In France, Pandora's Box was re- edited so that Alwa was Schön's secretary and the Countess became Lulu's childhood friend. Lulu was found innocent and Jack the Ripper vanished. When the movie opened in New York, the ending was improved to have Lulu join the Salvation Army. Small wonder that The New York Times deemed it "a disconnected melodrama." Even in Berlin, Pandora's Box was considered a failure—a foredoomed travesty of Wedekind's play featuring a maladroit American as Lulu.
Pabst was still looking for his Lulu when he saw Brooks playing a circus performer in Howard Hawks's 1928 A Girl in Every Port. In vain, Pabst attempted to borrow the actress from Paramount; the studio didn't even bother to relay the offer to Brooks until she was fired. On a whim, Brooks wired Berlin, thus heading off Pabst's unhappy decision to cast the far worldlier Marlene Dietrich.
Clearly the American flapper was part of the movie's PR. The highbrow British journal Close Up visited the set to report on her "mots and quaint sallies." Then-journalist Lotte Eisner was startled to find the star reading Schopenhauer (in translation). Later, Eisner praised Brooks as a surrealist heroine, "an actress who needed no directing, but could move across the screen causing the work of art to be born by her mere presence." Perhaps, but as Brooks realized, Pabst skillfully facilitated her behavorial performance.
Pabst made no effort to contain the resentment many felt at the prospect of this outlander who spoke only English, playing "our German Lulu." The director was more than clever in casting a cornfed ex-chorine. (In Voluptuous Panic, his erotic history of Weimar Berlin, theater historian Mel Gordon notes that the late-'20s media phenomenon the Germans called girlkultur—revolving around sexually independent young women—was largely derived from the Ziegfeld model.)
Brooks's Lulu was a new kind of femme fatale—generous, manipulative, heedless, blank, democratic in her affections, ambiguous in her sexuality. This exotic singularity was compounded by the aroused hostility the actress experienced on the set. Pabst wanted the men in the cast to feel Brooks's skin and get her under theirs. Schön desperately snubbed her; Kortner, she recalled, "like everyone else on the production," felt she "had cast some blinding spell over Pabst." Typically, Brooks praised Pabst for employing Gustav Diessl, the only man on the set she found sexually attractive, as her fatal final lover.
Shockingly receptive to Berlin's Weimar vibe, Brooks was the real Sally Bowles. The bar at her hotel, she would write, "was lined with the higher-priced trollops. The economy girls walked the street outside. On the corner stood the girls in boots, advertising flagellation. Actors' agents pimped for the ladies in luxury apartments in the Bavarian Quarter. Racetrack touts at the Hoppegarten arranged orgies for groups of sportsmen. The nightclub Eldorado displayed an enticing line of homosexuals dressed as women. At the Maly, there was a choice of feminine or collar-and-tie lesbians."

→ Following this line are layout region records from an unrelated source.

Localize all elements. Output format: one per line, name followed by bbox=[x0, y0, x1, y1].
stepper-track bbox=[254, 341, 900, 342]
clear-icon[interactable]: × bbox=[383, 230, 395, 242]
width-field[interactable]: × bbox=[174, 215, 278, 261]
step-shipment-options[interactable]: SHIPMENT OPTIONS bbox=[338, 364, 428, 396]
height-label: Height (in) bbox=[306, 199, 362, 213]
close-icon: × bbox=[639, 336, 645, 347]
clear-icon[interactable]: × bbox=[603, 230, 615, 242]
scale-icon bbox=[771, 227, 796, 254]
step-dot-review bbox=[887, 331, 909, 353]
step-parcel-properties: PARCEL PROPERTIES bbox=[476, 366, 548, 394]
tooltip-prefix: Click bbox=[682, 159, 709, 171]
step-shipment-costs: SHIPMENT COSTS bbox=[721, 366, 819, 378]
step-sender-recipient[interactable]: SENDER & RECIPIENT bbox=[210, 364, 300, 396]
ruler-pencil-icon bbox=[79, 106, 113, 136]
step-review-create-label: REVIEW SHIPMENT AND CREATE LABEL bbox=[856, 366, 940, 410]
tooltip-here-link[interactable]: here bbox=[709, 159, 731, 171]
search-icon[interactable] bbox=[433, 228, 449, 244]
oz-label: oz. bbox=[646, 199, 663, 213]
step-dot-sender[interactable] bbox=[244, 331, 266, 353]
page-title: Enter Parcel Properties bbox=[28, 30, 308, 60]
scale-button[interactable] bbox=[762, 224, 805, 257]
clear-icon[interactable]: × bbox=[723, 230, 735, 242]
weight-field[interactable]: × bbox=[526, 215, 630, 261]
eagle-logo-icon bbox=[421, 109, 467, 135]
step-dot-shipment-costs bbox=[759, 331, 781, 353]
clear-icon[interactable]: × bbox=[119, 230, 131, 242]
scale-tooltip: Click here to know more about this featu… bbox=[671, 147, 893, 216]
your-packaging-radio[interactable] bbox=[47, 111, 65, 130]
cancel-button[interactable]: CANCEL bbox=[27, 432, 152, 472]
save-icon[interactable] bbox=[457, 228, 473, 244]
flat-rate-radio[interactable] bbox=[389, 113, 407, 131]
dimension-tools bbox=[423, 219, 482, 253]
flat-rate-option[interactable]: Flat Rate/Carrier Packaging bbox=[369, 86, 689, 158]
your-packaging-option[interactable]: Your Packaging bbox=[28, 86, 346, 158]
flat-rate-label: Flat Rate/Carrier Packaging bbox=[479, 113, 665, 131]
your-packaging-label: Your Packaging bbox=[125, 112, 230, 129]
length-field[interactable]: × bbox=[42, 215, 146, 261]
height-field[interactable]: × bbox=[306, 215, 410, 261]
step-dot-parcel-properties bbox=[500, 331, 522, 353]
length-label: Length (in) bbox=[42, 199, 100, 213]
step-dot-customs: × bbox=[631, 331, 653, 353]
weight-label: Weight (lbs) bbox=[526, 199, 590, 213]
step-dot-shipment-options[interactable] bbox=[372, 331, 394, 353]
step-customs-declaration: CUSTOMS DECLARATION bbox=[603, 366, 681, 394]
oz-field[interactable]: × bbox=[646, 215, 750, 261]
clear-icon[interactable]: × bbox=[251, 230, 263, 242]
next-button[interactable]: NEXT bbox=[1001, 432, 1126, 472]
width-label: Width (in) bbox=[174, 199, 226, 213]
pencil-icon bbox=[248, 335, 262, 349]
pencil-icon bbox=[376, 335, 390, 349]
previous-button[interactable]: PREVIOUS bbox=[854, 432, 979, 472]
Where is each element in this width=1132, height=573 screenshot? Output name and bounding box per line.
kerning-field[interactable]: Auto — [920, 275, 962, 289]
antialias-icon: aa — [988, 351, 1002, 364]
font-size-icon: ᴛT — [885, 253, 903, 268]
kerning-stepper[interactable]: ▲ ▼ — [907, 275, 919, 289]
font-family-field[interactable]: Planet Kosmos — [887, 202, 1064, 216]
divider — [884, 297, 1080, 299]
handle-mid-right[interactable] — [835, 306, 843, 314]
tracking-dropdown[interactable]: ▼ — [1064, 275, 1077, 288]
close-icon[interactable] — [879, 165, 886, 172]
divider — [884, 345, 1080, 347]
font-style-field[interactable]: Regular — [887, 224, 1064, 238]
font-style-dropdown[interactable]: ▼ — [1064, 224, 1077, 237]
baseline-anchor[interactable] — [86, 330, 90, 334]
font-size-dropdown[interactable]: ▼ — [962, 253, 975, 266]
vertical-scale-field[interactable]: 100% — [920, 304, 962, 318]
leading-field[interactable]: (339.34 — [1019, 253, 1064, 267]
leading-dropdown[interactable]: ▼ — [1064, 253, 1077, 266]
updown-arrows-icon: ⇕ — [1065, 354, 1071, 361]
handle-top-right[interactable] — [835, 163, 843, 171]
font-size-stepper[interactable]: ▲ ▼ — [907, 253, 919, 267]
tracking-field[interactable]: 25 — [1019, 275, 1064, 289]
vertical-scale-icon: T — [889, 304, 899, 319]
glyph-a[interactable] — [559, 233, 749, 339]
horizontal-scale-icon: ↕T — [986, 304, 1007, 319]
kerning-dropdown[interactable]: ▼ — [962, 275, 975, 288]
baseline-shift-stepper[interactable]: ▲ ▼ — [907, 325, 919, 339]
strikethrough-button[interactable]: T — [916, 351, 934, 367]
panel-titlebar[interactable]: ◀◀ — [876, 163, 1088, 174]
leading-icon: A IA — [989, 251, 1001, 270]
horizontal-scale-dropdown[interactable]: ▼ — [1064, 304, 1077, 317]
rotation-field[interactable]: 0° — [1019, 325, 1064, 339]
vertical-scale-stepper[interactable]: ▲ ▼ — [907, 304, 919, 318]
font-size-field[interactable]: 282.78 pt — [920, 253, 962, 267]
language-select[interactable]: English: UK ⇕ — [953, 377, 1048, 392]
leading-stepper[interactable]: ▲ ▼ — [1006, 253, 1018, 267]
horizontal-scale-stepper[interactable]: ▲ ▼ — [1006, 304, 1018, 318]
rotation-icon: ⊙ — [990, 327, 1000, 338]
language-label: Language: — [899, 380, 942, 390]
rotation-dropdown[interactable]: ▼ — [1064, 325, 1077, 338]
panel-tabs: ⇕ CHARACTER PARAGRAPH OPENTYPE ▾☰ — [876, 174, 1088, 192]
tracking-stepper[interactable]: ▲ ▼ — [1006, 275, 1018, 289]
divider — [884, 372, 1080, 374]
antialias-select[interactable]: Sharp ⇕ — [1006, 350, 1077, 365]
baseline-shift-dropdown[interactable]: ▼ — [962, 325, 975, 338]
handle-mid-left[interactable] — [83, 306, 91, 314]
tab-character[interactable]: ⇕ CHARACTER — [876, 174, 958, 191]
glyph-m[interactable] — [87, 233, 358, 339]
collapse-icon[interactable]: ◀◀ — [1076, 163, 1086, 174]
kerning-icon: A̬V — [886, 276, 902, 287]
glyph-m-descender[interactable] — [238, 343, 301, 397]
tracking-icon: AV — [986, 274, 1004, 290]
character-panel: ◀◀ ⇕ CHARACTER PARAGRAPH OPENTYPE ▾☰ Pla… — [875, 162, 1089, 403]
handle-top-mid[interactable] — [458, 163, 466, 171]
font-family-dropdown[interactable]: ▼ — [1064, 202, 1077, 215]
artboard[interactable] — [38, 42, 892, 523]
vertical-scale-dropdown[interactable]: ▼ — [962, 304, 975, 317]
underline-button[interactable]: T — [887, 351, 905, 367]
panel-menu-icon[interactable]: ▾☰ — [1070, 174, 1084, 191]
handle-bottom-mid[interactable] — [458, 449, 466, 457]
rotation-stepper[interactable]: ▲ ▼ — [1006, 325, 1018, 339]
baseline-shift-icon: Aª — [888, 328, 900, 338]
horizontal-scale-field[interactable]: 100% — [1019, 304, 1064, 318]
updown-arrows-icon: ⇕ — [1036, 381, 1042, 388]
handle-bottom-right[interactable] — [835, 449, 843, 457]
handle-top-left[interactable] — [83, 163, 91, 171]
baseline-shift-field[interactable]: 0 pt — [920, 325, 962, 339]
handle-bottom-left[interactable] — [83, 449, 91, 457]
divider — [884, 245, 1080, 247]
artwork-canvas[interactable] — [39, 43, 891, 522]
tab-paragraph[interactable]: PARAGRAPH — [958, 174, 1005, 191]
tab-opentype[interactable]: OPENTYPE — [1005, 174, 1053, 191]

Brooks reports that upon learning she "had been investigating Berlin's night life till three every morning," Pabst reined her in. She made a few more movies post-Pandora, including Pabst's Diary of a Lost Girl, before fading from view to find her voice as a writer. There would never be another Lulu—nor will there ever be.
Film Forum's 35mm print is new but like all versions I've seen, slightly dark. Steve Sterner's deft and energetic piano accompaniment (live at 7:15 and weekend matinees) helps the narrative cohere and pushes the momentum.